Figure 10.1: Representing three elements \(\Qbar_{h}\) of the fluctuations \(\calQ(\Qbar_{0}, \Gbar_{0})\) and \(\calQ(\Qbar_{n,\text{trees}}, \Gbar_{0})\), respectively, where \(\Qbar_{n,\text{trees}}\) is an estimator of \(\Qbar_{0}\) derived by the boosted trees algorithm (see Section 7.6.3). The three elements correspond to \(h=-1,0,1\). When \(h=0\), \(\Qbar_{h}\) equals either \(\Qbar_{0}\) or \(\Qbar_{n,\text{trees}}\), depending on which fluctuation is roamed.

10.2.3 ⚙ More on fluctuations

  1. Justify the series of equalities in (10.5).

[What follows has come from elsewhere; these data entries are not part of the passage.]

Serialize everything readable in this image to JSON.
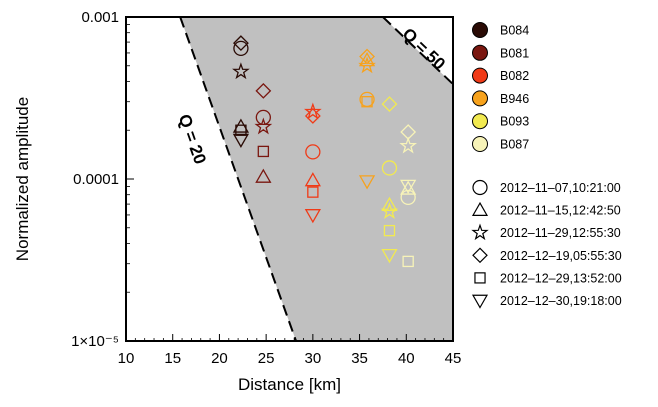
{
  "chart_data": {
    "type": "scatter",
    "title": "",
    "xlabel": "Distance [km]",
    "ylabel": "Normalized amplitude",
    "xlim": [
      10,
      45
    ],
    "ylim": [
      1e-05,
      0.001
    ],
    "y_scale": "log",
    "x_ticks": [
      "10",
      "15",
      "20",
      "25",
      "30",
      "35",
      "40",
      "45"
    ],
    "y_ticks": [
      {
        "value": 0.001,
        "label": "0.001"
      },
      {
        "value": 0.0001,
        "label": "0.0001"
      },
      {
        "value": 1e-05,
        "label": "1×10⁻⁵"
      }
    ],
    "shaded_region": {
      "color": "#c0c0c0",
      "description": "between Q = 20 and Q = 50 attenuation curves",
      "lower_boundary": {
        "label": "Q = 20",
        "from": [
          15.8,
          0.001
        ],
        "to": [
          28.2,
          1e-05
        ]
      },
      "upper_boundary": {
        "label": "Q = 50",
        "from": [
          37.5,
          0.001
        ],
        "to": [
          45.0,
          0.000385
        ]
      }
    },
    "stations": [
      {
        "name": "B084",
        "color": "#2a0b05",
        "distance": 22.3
      },
      {
        "name": "B081",
        "color": "#7a1710",
        "distance": 24.7
      },
      {
        "name": "B082",
        "color": "#f03a17",
        "distance": 30.0
      },
      {
        "name": "B946",
        "color": "#f7a21c",
        "distance": 35.8
      },
      {
        "name": "B093",
        "color": "#f2ea50",
        "distance": 38.2
      },
      {
        "name": "B087",
        "color": "#f7f3b8",
        "distance": 40.2
      }
    ],
    "events": [
      {
        "label": "2012–11–07,10:21:00",
        "marker": "circle"
      },
      {
        "label": "2012–11–15,12:42:50",
        "marker": "triangle"
      },
      {
        "label": "2012–11–29,12:55:30",
        "marker": "star"
      },
      {
        "label": "2012–12–19,05:55:30",
        "marker": "diamond"
      },
      {
        "label": "2012–12–29,13:52:00",
        "marker": "square"
      },
      {
        "label": "2012–12–30,19:18:00",
        "marker": "triangle-down"
      }
    ],
    "points": [
      {
        "station": "B084",
        "event": "circle",
        "x": 22.3,
        "y": 0.00064
      },
      {
        "station": "B084",
        "event": "triangle",
        "x": 22.3,
        "y": 0.00021
      },
      {
        "station": "B084",
        "event": "star",
        "x": 22.3,
        "y": 0.00046
      },
      {
        "station": "B084",
        "event": "diamond",
        "x": 22.3,
        "y": 0.00069
      },
      {
        "station": "B084",
        "event": "square",
        "x": 22.3,
        "y": 0.0002
      },
      {
        "station": "B084",
        "event": "triangle-down",
        "x": 22.3,
        "y": 0.000175
      },
      {
        "station": "B081",
        "event": "circle",
        "x": 24.7,
        "y": 0.00024
      },
      {
        "station": "B081",
        "event": "triangle",
        "x": 24.7,
        "y": 0.000103
      },
      {
        "station": "B081",
        "event": "star",
        "x": 24.7,
        "y": 0.00021
      },
      {
        "station": "B081",
        "event": "diamond",
        "x": 24.7,
        "y": 0.00035
      },
      {
        "station": "B081",
        "event": "square",
        "x": 24.7,
        "y": 0.000148
      },
      {
        "station": "B082",
        "event": "circle",
        "x": 30.0,
        "y": 0.000147
      },
      {
        "station": "B082",
        "event": "triangle",
        "x": 30.0,
        "y": 9.8e-05
      },
      {
        "station": "B082",
        "event": "star",
        "x": 30.0,
        "y": 0.00026
      },
      {
        "station": "B082",
        "event": "diamond",
        "x": 30.0,
        "y": 0.000245
      },
      {
        "station": "B082",
        "event": "square",
        "x": 30.0,
        "y": 8.3e-05
      },
      {
        "station": "B082",
        "event": "triangle-down",
        "x": 30.0,
        "y": 6e-05
      },
      {
        "station": "B946",
        "event": "circle",
        "x": 35.8,
        "y": 0.00031
      },
      {
        "station": "B946",
        "event": "triangle",
        "x": 35.8,
        "y": 0.00054
      },
      {
        "station": "B946",
        "event": "star",
        "x": 35.8,
        "y": 0.0005
      },
      {
        "station": "B946",
        "event": "diamond",
        "x": 35.8,
        "y": 0.00057
      },
      {
        "station": "B946",
        "event": "square",
        "x": 35.8,
        "y": 0.0003
      },
      {
        "station": "B946",
        "event": "triangle-down",
        "x": 35.8,
        "y": 9.7e-05
      },
      {
        "station": "B093",
        "event": "circle",
        "x": 38.2,
        "y": 0.000117
      },
      {
        "station": "B093",
        "event": "triangle",
        "x": 38.2,
        "y": 6.9e-05
      },
      {
        "station": "B093",
        "event": "star",
        "x": 38.2,
        "y": 6.3e-05
      },
      {
        "station": "B093",
        "event": "diamond",
        "x": 38.2,
        "y": 0.00029
      },
      {
        "station": "B093",
        "event": "square",
        "x": 38.2,
        "y": 4.8e-05
      },
      {
        "station": "B093",
        "event": "triangle-down",
        "x": 38.2,
        "y": 3.4e-05
      },
      {
        "station": "B087",
        "event": "circle",
        "x": 40.2,
        "y": 7.7e-05
      },
      {
        "station": "B087",
        "event": "triangle",
        "x": 40.2,
        "y": 8.7e-05
      },
      {
        "station": "B087",
        "event": "star",
        "x": 40.2,
        "y": 0.00016
      },
      {
        "station": "B087",
        "event": "diamond",
        "x": 40.2,
        "y": 0.000195
      },
      {
        "station": "B087",
        "event": "square",
        "x": 40.2,
        "y": 3.1e-05
      },
      {
        "station": "B087",
        "event": "triangle-down",
        "x": 40.2,
        "y": 9.1e-05
      }
    ]
  }
}
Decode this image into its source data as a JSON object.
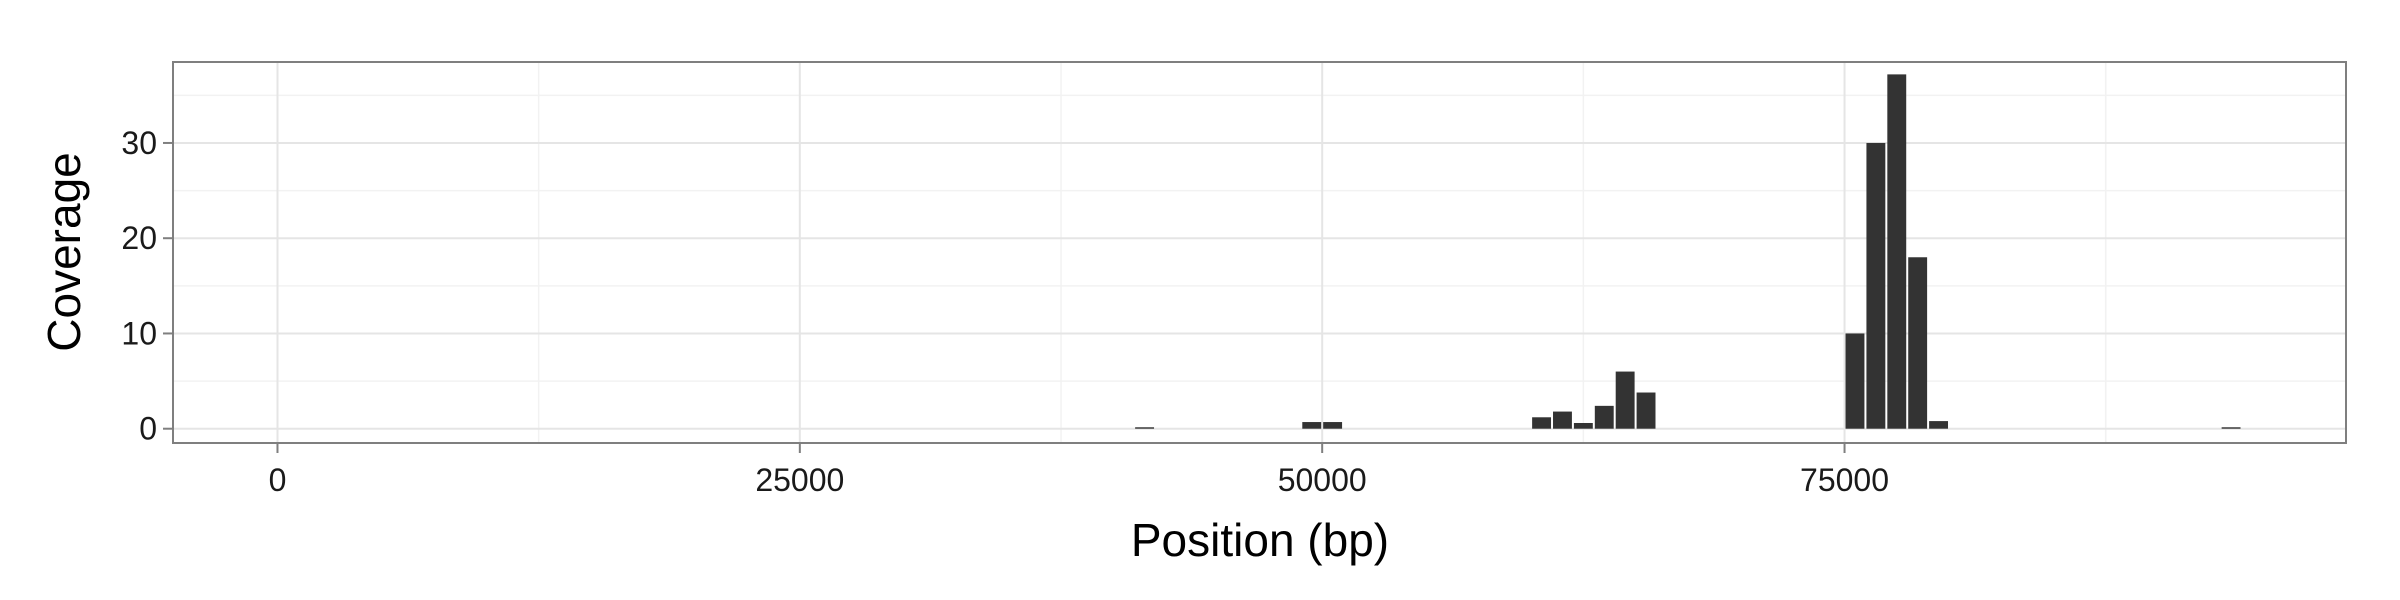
{
  "chart_data": {
    "type": "bar",
    "title": "",
    "xlabel": "Position (bp)",
    "ylabel": "Coverage",
    "xlim": [
      -5000,
      99000
    ],
    "ylim": [
      -1.5,
      38.5
    ],
    "x_ticks": [
      0,
      25000,
      50000,
      75000
    ],
    "y_ticks": [
      0,
      10,
      20,
      30
    ],
    "bin_width": 1000,
    "grid": true,
    "legend": "none",
    "series": [
      {
        "x": [
          41500,
          49500,
          50500,
          60500,
          61500,
          62500,
          63500,
          64500,
          65500,
          75500,
          76500,
          77500,
          78500,
          79500,
          93500
        ],
        "values": [
          0.15,
          0.7,
          0.7,
          1.2,
          1.8,
          0.6,
          2.4,
          6.0,
          3.8,
          10.0,
          30.0,
          37.2,
          18.0,
          0.8,
          0.15
        ]
      }
    ],
    "colors": {
      "bar": "#333333",
      "panel_border": "#7f7f7f",
      "grid_major": "#e5e5e5",
      "grid_minor": "#f2f2f2",
      "background": "#ffffff"
    }
  }
}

  2. Justify that, in fact, if \(s(O)\) depends on \(O\) only through \((A,W)\) then the conditional law of \(Y\) given \((A,W)\) under \(P_{h}\) equals that under \(P\).

10.2.4 Targeted roaming of a fluctuation

Recall that our goal is to build an estimator of \(\Qbar_0\) that is at least as good as \(\Qbar_n\). We will look for this enhanced estimator in the fluctuation \(\calQ(\Qbar_{n}, \Gbar_{n})\) where \(\Gbar_{n}\) is an estimator of \(\Gbar_{0}\) that is bounded away from 0 and 1. Thus, the estimator writes as \(\Qbar_{n,h_{n}}\) for some data-driven \(h_{n} \in \bbR\). We will clarify why we do so at a later time

To assess the performance of all the candidates included in the fluctuation, we formally rely on the empirical risk function \(h \mapsto \Exp_{P_{n}} \left(L_{y} (\Qbar_{n,h})(O)\right)\) where \[\begin{equation*}\Exp_{P_{n}} \left(L_{y} (\Qbar_{n,h})(O)\right) = \frac{1}{n} \sum_{i=1}^{n} L_{y} (\Qbar_{n,h})(O_{i})\end{equation*}\] and the logistic (or negative binomial) loss function \(L_{y}\) is given by \[\begin{equation*} -L_{y}(f)(O) \defq Y \log f(A,W) + (1 - Y) \log \left(1 - f(A,W)\right) \tag{10.7} \end{equation*}\] for any function \(f:\{0,1\} \times [0,1] \to [0,1]\). This loss function is the counterpart of the loss function \(L_{a}\) defined in (7.1). The justification that we gave in Section 7.4.1 of the relevance of \(L_{a}\) also applies here, mutatis mutandis. In summary, the oracle risk \(\Exp_{P_{0}} \left(L_{y} (f)(O)\right)\) of \(f\) is a real-valued measure of discrepancy between \(\Qbar_{0}\) and \(f\); \(\Qbar_{0}\) minimizes \(f \mapsto \Exp_{P_{0}} \left(L_{y} (f)(O)\right)\) over the set of all (measurable) functions \(f:[0,1] \times \{0,1\} \times [0,1] \to [0,1]\); and a minimizer \(h_{0} \in \bbR\) of \(h \mapsto \Exp_{P_{0}} \left(L_{y} (\Qbar_{n,h})(O)\right)\) identifies the element of fluctuation \(\calQ(\Qbar_{n}, \Gbar_{n})\) that is closest to \(\Qbar_{0}\) (some details are given there in Appendix B.6).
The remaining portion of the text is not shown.